Так вот — Лидвина вобрала в себя все телесные недуги, жадно искала физических страданий, наслаждалась своими язвами. Она, можно сказать, сжинала и увязывала муки, а кроме того, была урной, куда всякий изливал избыток своих недугов. Если вы захотите говорить о ней не так, как измельчавшие агиографы нашего времени, постигните сперва этот закон замещения, чудо всецелой любви, сверхчеловеческую победу мистики: замещение станет стволом вашей книги, и все деяния Лидвины сами собой, естественно прилепятся к нему.
— Что же, — спросил Дюрталь, — этот закон и до сих пор существует?
— Да, я знаю монастыри, в которых он применяется. Кроме того, такие ордена, как кармелитки и клариссы,{23} всегда соглашаются принять на себя искушения, которыми страдают люди; так что их монастыри, если угодно, учитывают векселя, которые сатана предъявляет неимущим душам, и таким образом полностью оплачивают их долги.
— Но ведь, — покачал головой Дюрталь, — чтобы согласиться вот так вот вызвать на себя штурм, направленный на другого, надо быть совершенно уверенным, что сам не погибнешь под огнем?
— Монахинь, Господом нашим избранных как очистительные жертвы всесожжения, в общем-то, немного, — ответил аббат. — Обычно, и особенно в наш век, они обязаны собираться вместе, соединяться, чтобы не слабея выносить бремя искушающего их зла: ведь душа, которая могла бы в одиночку вынести сатанинские приступы, часто весьма жестокие, должна быть поистине избранной Богом и иметь помощь ангельского воинства… — Старый аббат помолчал и сказал еще: — У меня есть некоторый опыт, чтобы говорить об этом: я был исповедником монахинь-искупительниц в монастырях.
— Подумать только, что мир еще спрашивает, зачем нужны молитвенные ордена! — воскликнул Дюрталь.
— Это громоотводы общества, — с необычайной силой промолвил аббат. — Они навлекают на себя демонские флюиды, как фильтр, поглощают соблазны порока, молитвами своими покрывают тех, кто, подобно нам, живет во грехе; наконец, они умиряют гнев Всевышнего и не дают Ему наложить интердикт на всю Землю.
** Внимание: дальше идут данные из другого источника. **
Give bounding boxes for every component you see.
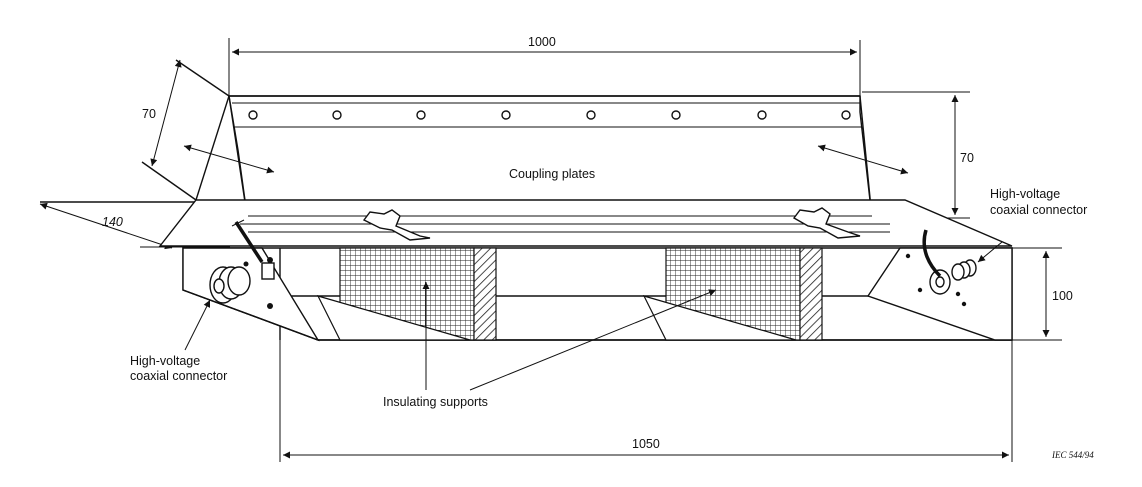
- plate-mounting-holes: [248, 110, 851, 120]
- plate-motion-arrow-left: [183, 144, 275, 174]
- hv-connector-right-label-line1: High-voltage: [990, 187, 1060, 201]
- dimension-label-70-left: 70: [142, 107, 156, 121]
- coupling-plates-label: Coupling plates: [509, 167, 595, 181]
- hv-connector-left-callout: High-voltage coaxial connector: [130, 299, 227, 383]
- insulating-support-right: [642, 247, 823, 341]
- hv-connector-left-label-line2: coaxial connector: [130, 369, 227, 383]
- dimension-label-1000: 1000: [528, 35, 556, 49]
- wing-nut-right: [792, 207, 861, 239]
- figure-reference: IEC 544/94: [1051, 450, 1094, 460]
- wing-nut-left: [362, 209, 431, 241]
- plate-motion-arrow-right: [817, 144, 909, 175]
- hv-connector-right-callout: High-voltage coaxial connector: [977, 187, 1087, 263]
- dimension-label-100: 100: [1052, 289, 1073, 303]
- insulating-supports-label: Insulating supports: [383, 395, 488, 409]
- dimension-label-1050: 1050: [632, 437, 660, 451]
- dimension-base-length: 1050: [279, 340, 1013, 462]
- dimension-base-height: 100: [1012, 247, 1073, 341]
- hv-connector-left-label-line1: High-voltage: [130, 354, 200, 368]
- insulating-supports-callout: Insulating supports: [383, 282, 717, 409]
- lower-coupling-plate: [158, 199, 1013, 247]
- hv-connector-right: [905, 229, 977, 307]
- base-box: [182, 247, 1013, 342]
- insulating-support-left: [316, 247, 497, 341]
- dimension-plate-height-right: 70: [862, 91, 974, 219]
- hv-connector-left: [209, 219, 275, 309]
- plate-left-edge: [141, 59, 230, 201]
- dimension-plate-length: 1000: [228, 35, 861, 98]
- dimension-label-140: 140: [102, 215, 123, 229]
- dimension-label-70-right: 70: [960, 151, 974, 165]
- hv-connector-right-label-line2: coaxial connector: [990, 203, 1087, 217]
- dimension-plate-height-left: 70: [142, 59, 182, 167]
О, конечно, сестры, посвятившие себя уходу за больными и калеками достойны восхищения, но насколько же их задача легка в сравнении с теми, кого вбирают в себя ордена строгой жизни: ордена, в которых покаяние никогда не прекращается, где даже ночи на ложе проходят в рыданиях!
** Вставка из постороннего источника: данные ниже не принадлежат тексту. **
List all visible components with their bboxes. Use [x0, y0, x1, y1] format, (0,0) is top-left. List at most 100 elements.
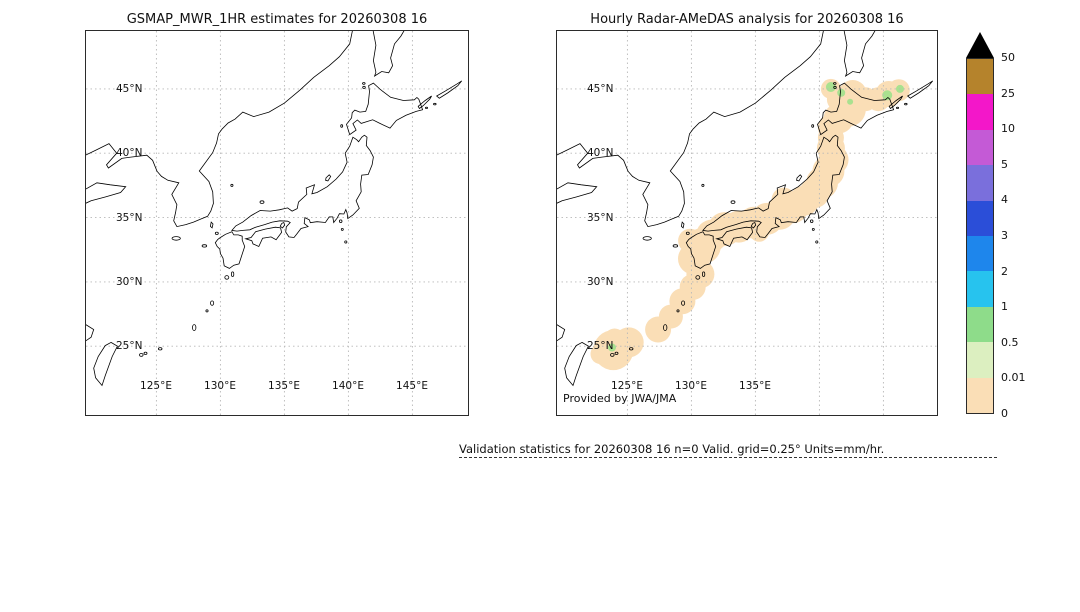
island [628, 347, 634, 351]
island [210, 300, 215, 306]
island [362, 82, 366, 85]
island [610, 353, 615, 357]
colorbar-label: 1 [1001, 300, 1008, 313]
lat-tick: 25°N [116, 340, 143, 352]
colorbar-bin [967, 200, 993, 237]
island [201, 244, 208, 248]
island [809, 219, 814, 223]
lon-tick: 145°E [396, 380, 428, 392]
island [424, 106, 428, 110]
island [338, 219, 343, 223]
island [205, 309, 209, 313]
precip-trace-blob [604, 328, 625, 349]
lat-tick: 40°N [116, 147, 143, 159]
island [685, 231, 690, 235]
coastline-tsushima [680, 221, 685, 229]
colorbar-label: 4 [1001, 193, 1008, 206]
colorbar-label: 2 [1001, 265, 1008, 278]
coastline-sakhalin [843, 31, 876, 77]
colorbar-bin [967, 129, 993, 166]
map-right: 45°N 40°N 35°N 30°N 25°N 125°E 130°E 135… [556, 30, 938, 416]
island [231, 271, 235, 277]
coastline-hokkaido [346, 82, 424, 136]
island [230, 183, 234, 187]
colorbar-bin [967, 306, 993, 343]
island [701, 183, 705, 187]
colorbar-label: 3 [1001, 229, 1008, 242]
coastline-etorofu [436, 80, 463, 99]
island [833, 85, 837, 89]
island [614, 351, 619, 355]
precip-light-blob [608, 343, 616, 352]
precip-light-blob [837, 88, 846, 97]
island [214, 231, 219, 235]
island [695, 275, 701, 280]
precip-light-blob [847, 98, 854, 105]
panel-title-left: GSMAP_MWR_1HR estimates for 20260308 16 [126, 12, 428, 27]
island [192, 324, 197, 332]
island [904, 102, 908, 106]
coastline-sado [325, 174, 332, 182]
island [362, 85, 366, 89]
lon-tick: 130°E [675, 380, 707, 392]
coastline-shikoku [715, 226, 754, 248]
lat-tick: 45°N [587, 83, 614, 95]
colorbar-label: 0.5 [1001, 336, 1019, 349]
lon-tick: 125°E [611, 380, 643, 392]
island [702, 271, 706, 277]
coastline-tsushima [209, 221, 214, 229]
lon-tick: 135°E [739, 380, 771, 392]
coastline-honshu [702, 134, 845, 238]
coastline-shikoku [244, 226, 283, 248]
colorbar-bin [967, 165, 993, 201]
lon-tick: 125°E [140, 380, 172, 392]
coastline-sakhalin [372, 31, 405, 77]
island [681, 300, 686, 306]
colorbar-bin [967, 342, 993, 378]
lat-tick: 30°N [116, 276, 143, 288]
colorbar-label: 0 [1001, 407, 1008, 420]
lat-tick: 35°N [116, 212, 143, 224]
footer-dashed-line [459, 457, 997, 458]
colorbar-label: 5 [1001, 158, 1008, 171]
coastline-etorofu [907, 80, 934, 99]
coastline-shandong [86, 182, 127, 204]
colorbar-label: 10 [1001, 122, 1015, 135]
coastline-hokkaido [817, 82, 895, 136]
island [340, 124, 344, 128]
island [815, 240, 819, 244]
lat-tick: 25°N [587, 340, 614, 352]
coastline-honshu [231, 134, 374, 238]
island [833, 82, 837, 85]
panel-title-right: Hourly Radar-AMeDAS analysis for 2026030… [590, 12, 904, 27]
lon-tick: 135°E [268, 380, 300, 392]
colorbar-bar [966, 58, 994, 414]
island [224, 275, 230, 280]
coastline-shandong [557, 182, 598, 204]
map-svg-left [86, 31, 468, 415]
coastline-fujian [86, 324, 95, 342]
coastline-taiwan [564, 341, 589, 387]
island [139, 353, 144, 357]
island [672, 244, 679, 248]
colorbar-bin [967, 271, 993, 307]
coastline-kunashiri [417, 95, 432, 110]
map-svg-right [557, 31, 937, 415]
coastline-sado [796, 174, 803, 182]
colorbar-label: 0.01 [1001, 371, 1026, 384]
lon-tick: 130°E [204, 380, 236, 392]
island [340, 227, 344, 231]
map-left: 45°N 40°N 35°N 30°N 25°N 125°E 130°E 135… [85, 30, 469, 416]
coastline-mainland [557, 31, 824, 228]
island [663, 324, 668, 332]
island [642, 236, 652, 241]
colorbar-label: 25 [1001, 87, 1015, 100]
colorbar-bin [967, 377, 993, 414]
colorbar-bin [967, 236, 993, 272]
island [895, 106, 899, 110]
island [171, 236, 181, 241]
colorbar-bin [967, 94, 993, 130]
coastline-fujian [557, 324, 566, 342]
coastline-kunashiri [888, 95, 903, 110]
Он, что ни говори, интересней своих собратьев, подумал Дюрталь, когда они расставались. Аббат пригласил его заходить, и несколько раз Дюрталь бывал у него.
Старик всегда принимал его ласково. Дюрталь то и дело неприметно прощупывал его на предмет разных вопросов. Когда дело касалось других священников, аббат отвечал уклончиво. Впрочем, судя по тому, что он сказал, когда Дюрталь вновь завел речь о Лидвине — магните скорбей, — Жеврезен и не придавал их качествам большого значения:
— Видите ли, душе слабой, но честной лучше во всех отношениях выбрать себе духовника не из приходского духовенства, которое потеряло всякое чувство мистики, а из монахов. Только они знают, как действует закон замещения, и если видят, что, вопреки их усилиям, кающийся не может устоять, избавляют его от греха, принимая его искушения на себя или переводя в какой-нибудь монастырь в провинции, где твердые духом началят их.
В другой раз Дюрталь показал ему газету, где обсуждался вопрос о национализме; аббат, пожав плечами, отмел шовинистическую ахинею: «Для меня родина там, где мне хорошо молится».
Кто же он — этот аббат? Толком Дюрталь так о нем ничего и не знал. Книгопродавец рассказал, что из-за возраста и немощей аббат Жеврезен уже не мог регулярно совершать службу. «Но я знаю, что по возможности он еще служит мессу в монастыре, думаю, что исповедует некоторых братьев, — продолжал Токан и добавил презрительно: — Ему едва хватает на жизнь, и в епархии к нему из-за его мистических идей вряд ли хорошо относятся».
Вот и все о нем сведения. Он явно прекрасный священник: даже по лицу видно, вновь и вновь говорил себе Дюрталь. Рот и глаза у него в таком противоречии, которое явно говорит о совершенной доброте: губы, довольно толстые и синеватые, всегда влажные, улыбаются приветливо, но почти печально, а голубые детские глаза под густыми белыми ресницами на красноватом лице, усеянном лопнувшими сосудиками по щекам цвета спелого абрикоса, смеются наперекор этой печали.
«Так или иначе, — заключил Дюрталь, очнувшись от грез, — напрасно я не продолжил знакомства с ним».